As I work through my day job as the guy in charge of Cloud Services ecosystem development for Microsoft, I have the distinct pleasure of working on some very hard problems. During my travels, I also get to spend time thinking about topics on which not much brain matter has been spent. Over the last couple of weeks, I have been thinking about a unique circumstance that could present itself to developers as development continues to migrate to cloud platforms. Dare Obasanjo has written about some of the attendant challenges with a SaaS platform, but I wanted to throw out a few new ideas.
In times past, ISVs would develop their software and ship it off to their customers when there was a sale. Way, way back, diskettes were sent, which evolved to CDs, then to DVDs, and eventually net-based delivery. For the really complicated stuff, a bona fide “systems engineer” would show up with the servers under his arm. The beauty of this model, from the stand point of running a business, was that you knew exactly how much profit you were making on a customer. Sales guys have some loose reigns, for the most part, so that they can get the deal done, and their lever is product price. CFOs can then plug all the data into their spreadsheets and from that they derive the customer profitability.
You see, it doesn’t generally matter if you write bad code. The first step in all customer service calls for any enterprise software packages is to poke the box. No matter what the issue is, the first step is to reset the box. How does that construct carry over in a cloud based world? With shared hosting, the damage any single tenant can do is limited to the number of other deployments on that shared set of servers. With a true cloud – a fabric of machines shared across all deployments — there is no proverbial machine to poke. Mercifully, the cloud architects have thought this through, and are building in self-healing into the infrastructure.
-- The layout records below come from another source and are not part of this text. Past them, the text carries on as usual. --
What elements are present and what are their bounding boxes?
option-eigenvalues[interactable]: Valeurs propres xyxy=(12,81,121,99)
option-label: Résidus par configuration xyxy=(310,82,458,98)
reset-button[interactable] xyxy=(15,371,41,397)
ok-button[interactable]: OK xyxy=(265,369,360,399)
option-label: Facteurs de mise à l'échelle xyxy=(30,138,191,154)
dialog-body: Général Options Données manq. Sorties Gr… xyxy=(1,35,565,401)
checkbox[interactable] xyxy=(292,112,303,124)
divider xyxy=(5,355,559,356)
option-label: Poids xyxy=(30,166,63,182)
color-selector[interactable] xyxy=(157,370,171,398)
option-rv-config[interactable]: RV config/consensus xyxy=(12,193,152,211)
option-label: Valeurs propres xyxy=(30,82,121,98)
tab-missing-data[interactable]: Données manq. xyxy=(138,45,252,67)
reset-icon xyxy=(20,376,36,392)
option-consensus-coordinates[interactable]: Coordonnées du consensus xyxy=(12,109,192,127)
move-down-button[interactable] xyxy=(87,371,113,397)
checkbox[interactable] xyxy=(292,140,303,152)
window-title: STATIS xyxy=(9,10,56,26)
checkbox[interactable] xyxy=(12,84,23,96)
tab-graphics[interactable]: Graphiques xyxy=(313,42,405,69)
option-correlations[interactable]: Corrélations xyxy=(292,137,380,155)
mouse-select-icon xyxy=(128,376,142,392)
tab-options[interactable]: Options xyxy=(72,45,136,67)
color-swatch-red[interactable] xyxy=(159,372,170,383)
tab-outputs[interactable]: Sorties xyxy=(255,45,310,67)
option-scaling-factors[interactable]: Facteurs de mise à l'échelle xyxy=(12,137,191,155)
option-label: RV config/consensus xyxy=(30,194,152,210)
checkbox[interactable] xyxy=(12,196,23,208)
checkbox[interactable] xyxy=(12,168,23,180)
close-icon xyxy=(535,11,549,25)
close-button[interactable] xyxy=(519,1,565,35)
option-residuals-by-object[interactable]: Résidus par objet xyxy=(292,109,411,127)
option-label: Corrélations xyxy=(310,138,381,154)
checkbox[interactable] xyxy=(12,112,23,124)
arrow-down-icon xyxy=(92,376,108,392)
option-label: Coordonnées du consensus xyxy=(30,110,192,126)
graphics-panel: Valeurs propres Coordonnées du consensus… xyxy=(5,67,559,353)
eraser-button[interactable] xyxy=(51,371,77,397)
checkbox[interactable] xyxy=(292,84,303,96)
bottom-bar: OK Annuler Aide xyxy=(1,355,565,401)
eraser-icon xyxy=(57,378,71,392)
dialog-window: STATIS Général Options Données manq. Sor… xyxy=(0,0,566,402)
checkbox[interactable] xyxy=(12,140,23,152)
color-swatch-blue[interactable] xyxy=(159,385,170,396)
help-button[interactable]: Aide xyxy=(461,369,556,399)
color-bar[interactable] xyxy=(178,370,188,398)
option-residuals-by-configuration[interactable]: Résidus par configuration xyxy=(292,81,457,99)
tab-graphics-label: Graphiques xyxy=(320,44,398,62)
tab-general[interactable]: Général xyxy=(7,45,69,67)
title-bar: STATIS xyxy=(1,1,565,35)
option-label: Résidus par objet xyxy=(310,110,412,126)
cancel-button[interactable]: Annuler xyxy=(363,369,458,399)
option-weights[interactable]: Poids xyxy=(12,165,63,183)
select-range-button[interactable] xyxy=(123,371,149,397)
What this example does not envisage is the profitability impact of bad code. When code goes awry on a customer site, only that customer is impacted. Profitability never enters into the equitation. Service support calls, if they are not charged for, are at least baked into the standard service and p contract. Further, a machine lockup cannot spread in this environment. In a cloud, thanks to the magic of elasticity, without proper controls in place, errant code can actually spread like a virus, causing machine images to spin up, which in turn drains the profitability of that customer account.
Consumptive pricing for end customers hasn’t yet hit mainstream. Most pricing (if you are charging at all) is based on price per seat per month or year. If you are hosting your web app with a hoster, your profitability is locked in when you make the sale. There is some variability associated with network throughput charges, but for the most part, you’re locked in. In the cloud world, where all of your resources are billed out 0n a consumptive basis, profitability is now a function of variable cost inputs. These inputs are impacted by how well your code performs.
Amazon loves to hold out Animoto as an example of the greatness of their platform. They love to show the chart on the left here. In a couple of days, usage of the Animoto service exploded. There’s an accounting of the event in a blog post by the AWS team. If you do the quick math, they were supporting approximately 74 users per machine instance, and their user/machine image density was on the decline with increased user accounts. The story they like to tell from this chart is “wow, we were able to spin up 3000 machines over night. It’s amazing!” What I see is more along the lines of “holy crap, what is your code doing that you need that many instances for that many users?” I don’t mean to impugn Animoto here, but I don’t want the point to be lost: the profitability of your project could disappear overnight on account of code behaving badly.
For the most part, the design and efficiency of your code is largely in your hands. What about a potentially more onerous situation – customers behaving badly? Revisiting the software license model, a customer can only use so many cycles on the servers to which your application is deployed. That customer can abuse the code, but they cannot impact the customer experience of any other customer, and they can’t cause you to deliver more machines to them to support their load unless they pay for them. As such, you’ve collected your money, and they have no impact on your profitability. In a world where SaaS vendors haven’t yet figured out how to do consumptive based pricing for their offerings, the very real possibility exists that a small handful of customers can abuse your application and destroy not only the profitability of the account, but of your entire P&L.
The simple answer is “quotas,” though that is somewhat harder to enforce in practice when the consumptive unit is not easily measurable. What kind of a quota can you put in place for a business intelligence application where a micro managing mid-level employee is running wild with “what-if” scenarios? As more applications migrate to the cloud, there will be plenty of scenarios where the work units are not as simply to constrain as disk or processor usage.
Consumptive costing models, automatic scaling of applications and difficult to define atomic quota units have the potential to create serious financial challenges for cloud based application vendors. The new challenges will manifest themselves by enforcing rigid software efficiency design goals on development teams, and forcing the operations team to entertain the notion of firing bad customers. Designing good software is certainly not a new topic, but the possibility of bankrupting a company is not something about which the architects have ever really had to think.